Interview & Findings
Conducted a series of user interviews after sharing the mid-fidelity prototype, with prior consent and sessions done in person and over Zoom.
Participants appreciated the clean, visually appealing interface.
They understood the app’s purpose—tracking emotional patterns linked to social media use—and found features like journaling and interactive visualizations helpful and engaging.
Concerns included data privacy, the accuracy of AI-generated insights, and the potential for misinterpretation.
Some felt the “Insights” and “Connections” features needed clearer explanations.
There was skepticism about trusting AI alone without human oversight.
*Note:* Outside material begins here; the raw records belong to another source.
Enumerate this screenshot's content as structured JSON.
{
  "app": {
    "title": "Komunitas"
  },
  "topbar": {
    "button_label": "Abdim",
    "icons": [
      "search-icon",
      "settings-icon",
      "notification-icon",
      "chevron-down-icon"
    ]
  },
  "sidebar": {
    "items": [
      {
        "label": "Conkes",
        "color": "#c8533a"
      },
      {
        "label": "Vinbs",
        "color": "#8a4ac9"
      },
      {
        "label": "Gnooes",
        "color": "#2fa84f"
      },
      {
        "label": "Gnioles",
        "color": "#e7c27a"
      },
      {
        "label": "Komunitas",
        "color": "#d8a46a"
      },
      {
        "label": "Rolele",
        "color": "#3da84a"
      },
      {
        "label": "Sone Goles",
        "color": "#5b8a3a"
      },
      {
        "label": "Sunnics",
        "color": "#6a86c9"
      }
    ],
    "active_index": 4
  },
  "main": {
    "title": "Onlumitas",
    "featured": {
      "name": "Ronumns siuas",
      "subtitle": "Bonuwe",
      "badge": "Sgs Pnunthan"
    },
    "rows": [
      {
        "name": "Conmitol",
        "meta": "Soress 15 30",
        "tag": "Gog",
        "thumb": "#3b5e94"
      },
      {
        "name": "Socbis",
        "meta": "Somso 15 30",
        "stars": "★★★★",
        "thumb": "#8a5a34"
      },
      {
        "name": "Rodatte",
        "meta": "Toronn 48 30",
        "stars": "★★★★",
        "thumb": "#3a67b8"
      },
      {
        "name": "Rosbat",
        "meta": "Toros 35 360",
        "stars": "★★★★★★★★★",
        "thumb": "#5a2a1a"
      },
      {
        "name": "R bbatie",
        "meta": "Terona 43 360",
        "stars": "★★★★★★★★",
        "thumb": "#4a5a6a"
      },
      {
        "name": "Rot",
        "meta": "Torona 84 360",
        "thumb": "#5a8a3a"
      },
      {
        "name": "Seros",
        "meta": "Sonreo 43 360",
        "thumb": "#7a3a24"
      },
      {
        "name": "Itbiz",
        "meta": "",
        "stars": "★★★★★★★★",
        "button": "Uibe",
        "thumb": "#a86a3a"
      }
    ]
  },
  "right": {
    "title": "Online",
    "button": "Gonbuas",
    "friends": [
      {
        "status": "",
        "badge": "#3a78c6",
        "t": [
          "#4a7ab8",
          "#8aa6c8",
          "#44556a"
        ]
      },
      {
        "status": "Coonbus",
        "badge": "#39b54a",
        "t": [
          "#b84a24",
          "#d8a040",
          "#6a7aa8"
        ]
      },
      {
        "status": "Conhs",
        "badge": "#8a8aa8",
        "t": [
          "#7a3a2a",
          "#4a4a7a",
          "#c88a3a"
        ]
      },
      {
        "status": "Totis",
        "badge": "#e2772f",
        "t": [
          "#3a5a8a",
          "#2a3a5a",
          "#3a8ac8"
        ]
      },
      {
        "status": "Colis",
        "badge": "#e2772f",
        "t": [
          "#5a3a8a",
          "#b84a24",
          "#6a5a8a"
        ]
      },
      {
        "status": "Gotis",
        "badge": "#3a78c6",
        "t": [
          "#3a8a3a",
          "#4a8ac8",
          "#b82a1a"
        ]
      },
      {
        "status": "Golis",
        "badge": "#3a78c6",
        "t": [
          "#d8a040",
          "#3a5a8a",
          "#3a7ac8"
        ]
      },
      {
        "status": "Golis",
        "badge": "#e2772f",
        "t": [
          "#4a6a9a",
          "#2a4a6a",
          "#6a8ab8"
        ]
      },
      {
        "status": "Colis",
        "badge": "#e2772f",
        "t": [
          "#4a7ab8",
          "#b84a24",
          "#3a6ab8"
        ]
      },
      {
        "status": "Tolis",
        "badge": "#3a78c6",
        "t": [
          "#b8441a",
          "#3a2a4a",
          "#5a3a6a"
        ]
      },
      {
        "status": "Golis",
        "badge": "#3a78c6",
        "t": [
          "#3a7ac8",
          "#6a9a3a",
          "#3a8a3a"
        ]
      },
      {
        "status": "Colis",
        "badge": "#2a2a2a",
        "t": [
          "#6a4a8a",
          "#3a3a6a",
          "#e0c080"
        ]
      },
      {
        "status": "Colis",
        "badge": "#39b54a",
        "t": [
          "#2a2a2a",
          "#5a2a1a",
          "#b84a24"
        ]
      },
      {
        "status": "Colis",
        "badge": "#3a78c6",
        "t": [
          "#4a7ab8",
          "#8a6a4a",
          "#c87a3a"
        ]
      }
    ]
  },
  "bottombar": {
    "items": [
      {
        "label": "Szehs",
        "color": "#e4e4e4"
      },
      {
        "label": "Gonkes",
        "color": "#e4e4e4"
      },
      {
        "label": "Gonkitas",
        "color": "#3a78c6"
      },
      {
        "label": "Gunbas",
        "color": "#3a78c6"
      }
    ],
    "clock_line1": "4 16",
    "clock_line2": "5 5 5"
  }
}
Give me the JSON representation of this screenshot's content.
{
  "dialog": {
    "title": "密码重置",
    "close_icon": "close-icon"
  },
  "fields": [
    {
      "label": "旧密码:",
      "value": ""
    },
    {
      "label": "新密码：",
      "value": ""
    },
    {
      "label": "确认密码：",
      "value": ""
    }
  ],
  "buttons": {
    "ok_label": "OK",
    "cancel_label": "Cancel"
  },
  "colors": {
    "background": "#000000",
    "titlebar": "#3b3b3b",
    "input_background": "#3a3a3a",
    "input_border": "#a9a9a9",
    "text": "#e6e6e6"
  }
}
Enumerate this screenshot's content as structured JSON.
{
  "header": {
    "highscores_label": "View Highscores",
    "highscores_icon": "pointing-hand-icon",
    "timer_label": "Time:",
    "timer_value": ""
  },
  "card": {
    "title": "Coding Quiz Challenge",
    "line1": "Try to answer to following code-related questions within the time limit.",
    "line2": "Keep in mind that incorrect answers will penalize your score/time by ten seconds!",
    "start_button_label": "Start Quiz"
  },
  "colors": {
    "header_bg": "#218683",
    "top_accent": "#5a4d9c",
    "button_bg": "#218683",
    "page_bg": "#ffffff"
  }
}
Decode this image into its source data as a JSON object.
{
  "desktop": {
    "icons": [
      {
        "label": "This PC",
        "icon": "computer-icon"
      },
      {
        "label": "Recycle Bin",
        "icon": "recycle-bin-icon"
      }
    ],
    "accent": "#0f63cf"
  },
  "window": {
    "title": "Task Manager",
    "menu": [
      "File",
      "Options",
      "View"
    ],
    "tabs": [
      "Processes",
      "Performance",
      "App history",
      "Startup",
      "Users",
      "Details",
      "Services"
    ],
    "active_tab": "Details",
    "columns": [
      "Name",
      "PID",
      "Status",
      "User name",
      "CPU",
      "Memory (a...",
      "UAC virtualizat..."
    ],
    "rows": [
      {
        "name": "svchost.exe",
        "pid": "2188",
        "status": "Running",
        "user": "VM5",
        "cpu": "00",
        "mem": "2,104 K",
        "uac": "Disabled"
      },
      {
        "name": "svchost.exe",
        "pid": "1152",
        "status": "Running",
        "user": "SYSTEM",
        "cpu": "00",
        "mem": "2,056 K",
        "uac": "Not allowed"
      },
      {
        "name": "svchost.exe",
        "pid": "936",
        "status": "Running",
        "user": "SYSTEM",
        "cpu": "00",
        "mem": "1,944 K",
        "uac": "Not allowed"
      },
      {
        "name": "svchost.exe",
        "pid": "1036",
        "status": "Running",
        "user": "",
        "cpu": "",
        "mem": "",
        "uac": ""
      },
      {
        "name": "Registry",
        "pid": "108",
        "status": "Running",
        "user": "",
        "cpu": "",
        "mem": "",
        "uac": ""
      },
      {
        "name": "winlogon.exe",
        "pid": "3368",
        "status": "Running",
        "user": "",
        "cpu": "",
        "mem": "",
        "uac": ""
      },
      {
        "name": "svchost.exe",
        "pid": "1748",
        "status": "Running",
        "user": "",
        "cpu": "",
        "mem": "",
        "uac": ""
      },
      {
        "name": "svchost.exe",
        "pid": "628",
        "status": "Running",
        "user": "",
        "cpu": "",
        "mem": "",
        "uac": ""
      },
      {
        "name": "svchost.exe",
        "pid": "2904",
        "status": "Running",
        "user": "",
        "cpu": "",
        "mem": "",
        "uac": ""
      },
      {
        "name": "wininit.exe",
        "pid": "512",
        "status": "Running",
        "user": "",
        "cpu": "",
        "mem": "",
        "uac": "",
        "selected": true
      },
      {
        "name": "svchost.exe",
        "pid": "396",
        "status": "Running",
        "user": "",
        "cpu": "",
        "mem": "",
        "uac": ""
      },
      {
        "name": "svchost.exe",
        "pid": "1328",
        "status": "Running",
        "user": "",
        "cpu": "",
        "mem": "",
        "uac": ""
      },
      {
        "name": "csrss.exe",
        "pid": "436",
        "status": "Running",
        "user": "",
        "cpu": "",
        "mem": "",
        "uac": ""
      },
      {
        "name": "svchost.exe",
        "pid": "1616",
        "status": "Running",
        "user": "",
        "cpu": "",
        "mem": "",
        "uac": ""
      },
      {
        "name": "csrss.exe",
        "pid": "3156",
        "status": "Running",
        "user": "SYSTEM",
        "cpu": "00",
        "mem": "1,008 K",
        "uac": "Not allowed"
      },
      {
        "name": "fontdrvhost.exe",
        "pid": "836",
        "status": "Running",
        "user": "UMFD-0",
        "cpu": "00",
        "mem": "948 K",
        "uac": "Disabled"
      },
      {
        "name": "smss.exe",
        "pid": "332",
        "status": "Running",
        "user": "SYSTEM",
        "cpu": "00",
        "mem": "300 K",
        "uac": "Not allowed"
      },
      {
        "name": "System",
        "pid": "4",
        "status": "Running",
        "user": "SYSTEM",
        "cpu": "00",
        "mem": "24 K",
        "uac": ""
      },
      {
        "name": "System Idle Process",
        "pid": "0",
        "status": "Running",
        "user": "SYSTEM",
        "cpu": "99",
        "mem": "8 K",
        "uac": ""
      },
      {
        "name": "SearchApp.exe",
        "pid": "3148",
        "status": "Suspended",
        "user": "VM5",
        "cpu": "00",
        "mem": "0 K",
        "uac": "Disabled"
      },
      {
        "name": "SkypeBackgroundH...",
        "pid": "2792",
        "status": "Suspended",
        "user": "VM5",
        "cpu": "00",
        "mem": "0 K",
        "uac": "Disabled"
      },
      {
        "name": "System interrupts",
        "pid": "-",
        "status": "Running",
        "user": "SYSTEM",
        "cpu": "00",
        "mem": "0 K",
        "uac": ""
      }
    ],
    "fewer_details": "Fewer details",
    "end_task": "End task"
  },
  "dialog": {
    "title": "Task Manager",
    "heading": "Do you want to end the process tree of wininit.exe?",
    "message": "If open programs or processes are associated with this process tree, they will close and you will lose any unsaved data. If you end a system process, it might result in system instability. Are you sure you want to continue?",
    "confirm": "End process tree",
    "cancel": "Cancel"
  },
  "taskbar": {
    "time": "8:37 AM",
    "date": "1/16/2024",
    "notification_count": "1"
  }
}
Users suggested adding stress-relief exercises, using friendlier language to avoid harsh labeling, and ensuring the app felt like a supportive companion rather than a clinical replacement for therapy.
These insights shaped the app’s design refinements, improved clarity, and reinforced the focus on human-centered ethics.
AI Proof of Concept
Data Collection: Social media posts (e.g., Reddit, tweets).
Preprocessing: Cleaned and labeled data as ‘depression,’ anxiety,’ or ‘neutral.’
Model Training: Used no-code AI tools (e.g., MonkeyLearn) to train a classifier.
Visualization: Mapped sentiment trends in an interactive dashboard, showing how users’ emotions shifted over time
This is a small set of example social media posts, each labeled as depression, anxiety, or neutral. We can train an AI model to detect and classify the emotional tone of the text. We can teach a model to recognize patterns in language that signal mental health concerns. Once trained, the model can analyze new posts and predict if they’re expressing depression, anxiety, or neutral emotions, essentially helping us use AI for early mental health detection.”